Code from Gui Larangeira, California State University, East Bay (link above)
set.seed(1212)
m = 100000; x = y = numeric(m); x[1] = y[1] = 0 # initial conditions
rho = 0.8; sgm = sqrt(1 - rho^2) # correlation and standard deviation
for (i in 2:m) { # Gibbs Sampler Loop
x[i] = rnorm(1, rho*y[i-1], sgm)
y[i] = rnorm(1, rho*x[i], sgm)
}
alpha.1 = beta.1 = .01
alpha.2 = .015; beta.2 = .012
x1 = alpha.1 +beta.1*x # x1 ~ N(alpha.1, beta.1)
y1 = alpha.2 +beta.2*y # x2 ~ N(alpha.2, beta.2)

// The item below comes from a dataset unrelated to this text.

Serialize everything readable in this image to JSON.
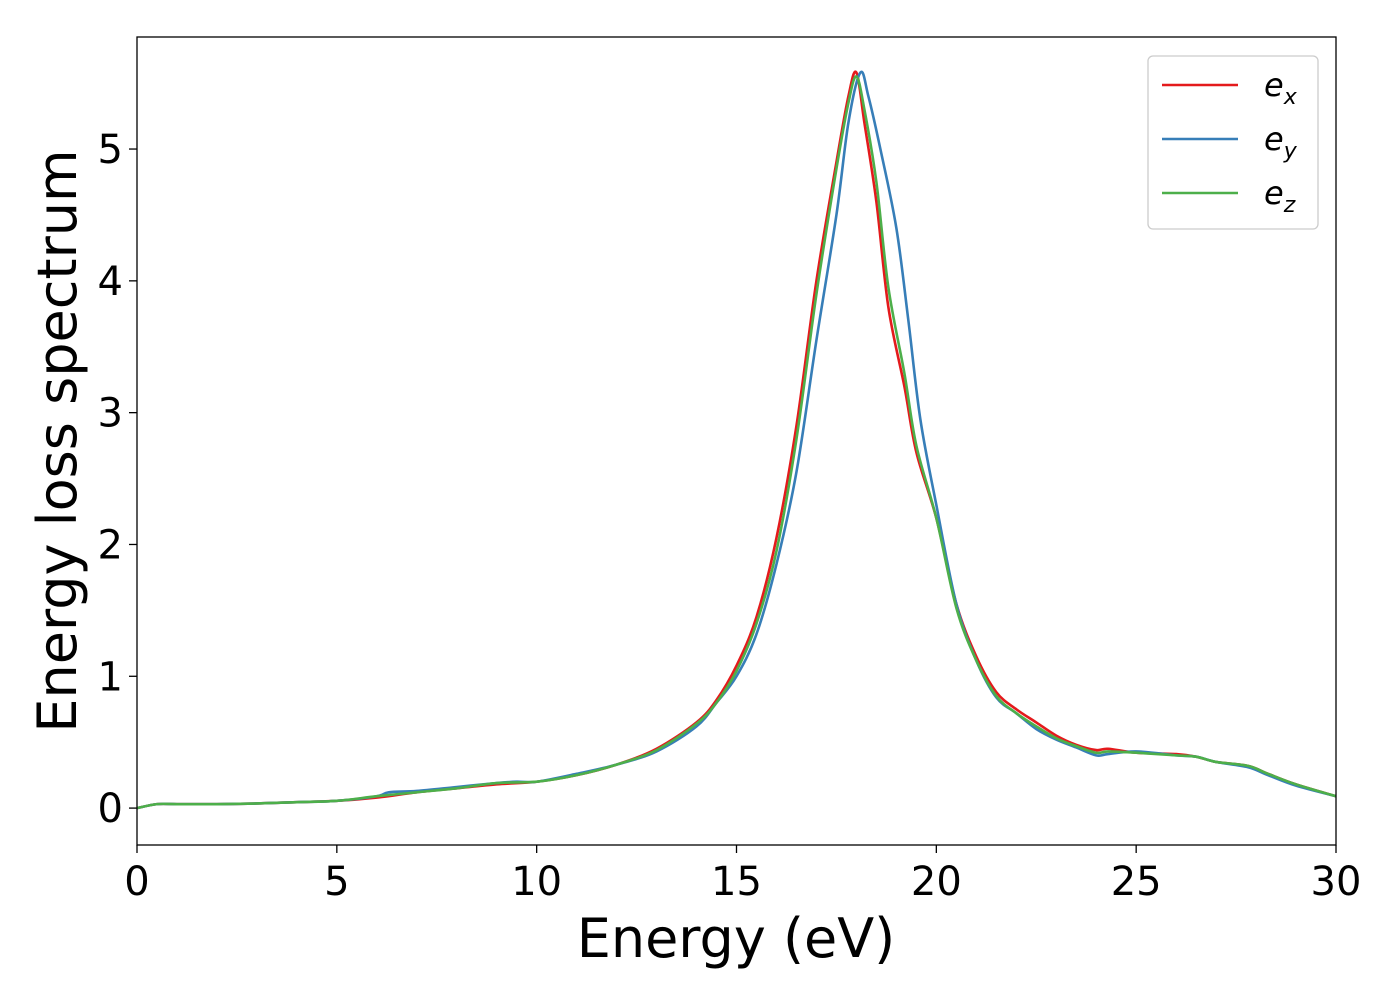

a= .4; b= .6 # Portfolio weights
w = a*x1 + b*y1
png("./img/gibbs.png")
par(mfrow=c(2,2), pty="s") # 2 x 2 array of square plots
plot(x[1:50], y[1:50], type="l")
plot(x1, y1, pch=".", main = "x1, x2 returns, green = portfolio > 0");points(x1[w>0], y1[w>0], pch=".", col="green4")
plot(x[1:1000], type="l"); acf(y)
dev.off()

Gibbs
The point to the above is not that you can do this simple model, but to show that MCMC can do useful things and the models can become arbitrarily complex and cumbersome to simulate … HPC.